In September 1913 Eugenie Fryns-Mariette bought the Vinckenbosch distillery and malt house in Hasselt’s Canal Basin area. Guillaume Fryns Jr built a large alcohol distillery there in 1916 and added an ice factory in 1923 and a yeast factory in 1924. The alcohol distillery remained in operation there until 1935. From 1936 onwards the distillery was replaced by a malt house, ‘Malterij Het Klaverblad’. In the 1970s this was completely absorbed into the Alken Brewery. The buildings have meanwhile completely disappeared.

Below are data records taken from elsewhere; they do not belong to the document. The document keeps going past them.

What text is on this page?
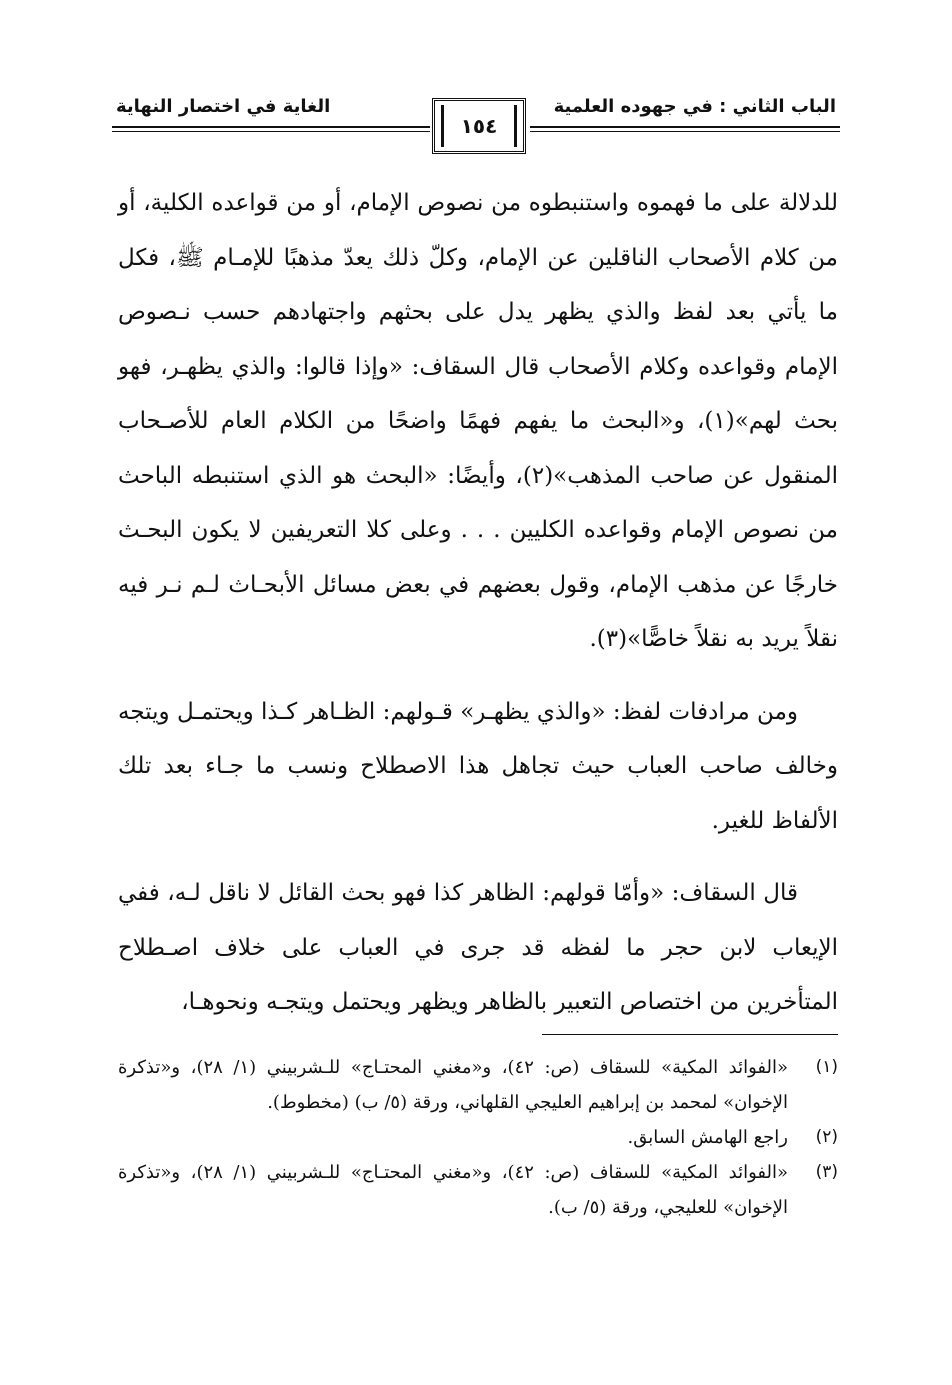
الغاية في اختصار النهاية	الباب الثاني : في جهوده العلمية
١٥٤

للدلالة على ما فهموه واستنبطوه من نصوص الإمام، أو من قواعده الكلية، أو من كلام الأصحاب الناقلين عن الإمام، وكلّ ذلك يعدّ مذهبًا للإمـام ﷺ، فكل ما يأتي بعد لفظ والذي يظهر يدل على بحثهم واجتهادهم حسب نـصوص الإمام وقواعده وكلام الأصحاب قال السقاف: «وإذا قالوا: والذي يظهـر، فهو بحث لهم»(١)، و«البحث ما يفهم فهمًا واضحًا من الكلام العام للأصـحاب المنقول عن صاحب المذهب»(٢)، وأيضًا: «البحث هو الذي استنبطه الباحث من نصوص الإمام وقواعده الكليين . . . وعلى كلا التعريفين لا يكون البحـث خارجًا عن مذهب الإمام، وقول بعضهم في بعض مسائل الأبحـاث لـم نـر فيه نقلاً يريد به نقلاً خاصًّا»(٣).

ومن مرادفات لفظ: «والذي يظهـر» قـولهم: الظـاهر كـذا ويحتمـل ويتجه وخالف صاحب العباب حيث تجاهل هذا الاصطلاح ونسب ما جـاء بعد تلك الألفاظ للغير.

قال السقاف: «وأمّا قولهم: الظاهر كذا فهو بحث القائل لا ناقل لـه، ففي الإيعاب لابن حجر ما لفظه قد جرى في العباب على خلاف اصـطلاح المتأخرين من اختصاص التعبير بالظاهر ويظهر ويحتمل ويتجـه ونحوهـا،

(١)
«الفوائد المكية» للسقاف (ص: ٤٢)، و«مغني المحتـاج» للـشربيني (١/ ٢٨)، و«تذكرة الإخوان» لمحمد بن إبراهيم العليجي القلهاني، ورقة (٥/ ب) (مخطوط).
(٢)
راجع الهامش السابق.
(٣)
«الفوائد المكية» للسقاف (ص: ٤٢)، و«مغني المحتـاج» للـشربيني (١/ ٢٨)، و«تذكرة الإخوان» للعليجي، ورقة (٥/ ب).
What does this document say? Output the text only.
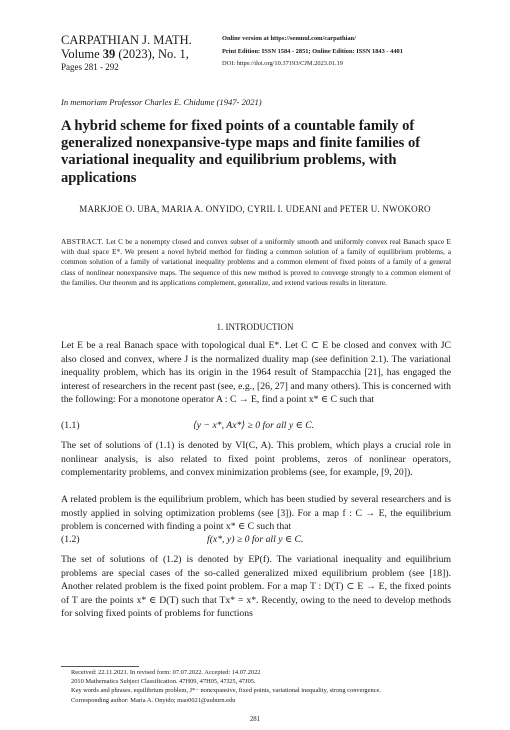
CARPATHIAN J. MATH.
Volume 39 (2023), No. 1,
Pages 281 - 292
Online version at https://semnul.com/carpathian/
Print Edition: ISSN 1584 - 2851; Online Edition: ISSN 1843 - 4401
DOI: https://doi.org/10.37193/CJM.2023.01.19
In memoriam Professor Charles E. Chidume (1947- 2021)
A hybrid scheme for fixed points of a countable family of generalized nonexpansive-type maps and finite families of variational inequality and equilibrium problems, with applications
MARKJOE O. UBA, MARIA A. ONYIDO, CYRIL I. UDEANI and PETER U. NWOKORO
ABSTRACT. Let C be a nonempty closed and convex subset of a uniformly smooth and uniformly convex real Banach space E with dual space E*. We present a novel hybrid method for finding a common solution of a family of equilibrium problems, a common solution of a family of variational inequality problems and a common element of fixed points of a family of a general class of nonlinear nonexpansive maps. The sequence of this new method is proved to converge strongly to a common element of the families. Our theorem and its applications complement, generalize, and extend various results in literature.
1. INTRODUCTION
Let E be a real Banach space with topological dual E*. Let C ⊂ E be closed and convex with JC also closed and convex, where J is the normalized duality map (see definition 2.1). The variational inequality problem, which has its origin in the 1964 result of Stampacchia [21], has engaged the interest of researchers in the recent past (see, e.g., [26, 27] and many others). This is concerned with the following: For a monotone operator A : C → E, find a point x* ∈ C such that
(1.1)	⟨y − x*, Ax*⟩ ≥ 0 for all y ∈ C.
The set of solutions of (1.1) is denoted by VI(C, A). This problem, which plays a crucial role in nonlinear analysis, is also related to fixed point problems, zeros of nonlinear operators, complementarity problems, and convex minimization problems (see, for example, [9, 20]).
A related problem is the equilibrium problem, which has been studied by several researchers and is mostly applied in solving optimization problems (see [3]). For a map f : C → E, the equilibrium problem is concerned with finding a point x* ∈ C such that
(1.2)	f(x*, y) ≥ 0 for all y ∈ C.
The set of solutions of (1.2) is denoted by EP(f). The variational inequality and equilibrium problems are special cases of the so-called generalized mixed equilibrium problem (see [18]). Another related problem is the fixed point problem. For a map T : D(T) ⊂ E → E, the fixed points of T are the points x* ∈ D(T) such that Tx* = x*. Recently, owing to the need to develop methods for solving fixed points of problems for functions
Received: 22.11.2021. In revised form: 07.07.2022. Accepted: 14.07.2022
2010 Mathematics Subject Classification. 47H09, 47H05, 47J25, 47J05.
Key words and phrases. equilibrium problem, J*− nonexpansive, fixed points, variational inequality, strong convergence.
Corresponding author: Maria A. Onyido; mao0021@auburn.edu
281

=== Fryns on Martelarenlaan ===
In 1920 brothers Guillaume Jr and Jules Fryns purchased a large site on Martelarenlaan in Hasselt. Jules Fryns built a liqueur factory and a wine business there. When the building on Martelarenlaan became too small, the company moved to a new building on Crutzenstraat in Hasselt in 1980. The building on Martelarenlaan was demolished in 1985.

== Advertising ==
To advertise its jenevers and liqueurs, Fryns had various promotional dishes made by the Hasselt ceramic factory Manufacture de Céramiques décoratives de Hasselt in the period from 1895 to around 1910. These promotional dishes were distributed to cafés by the company’s sales representatives.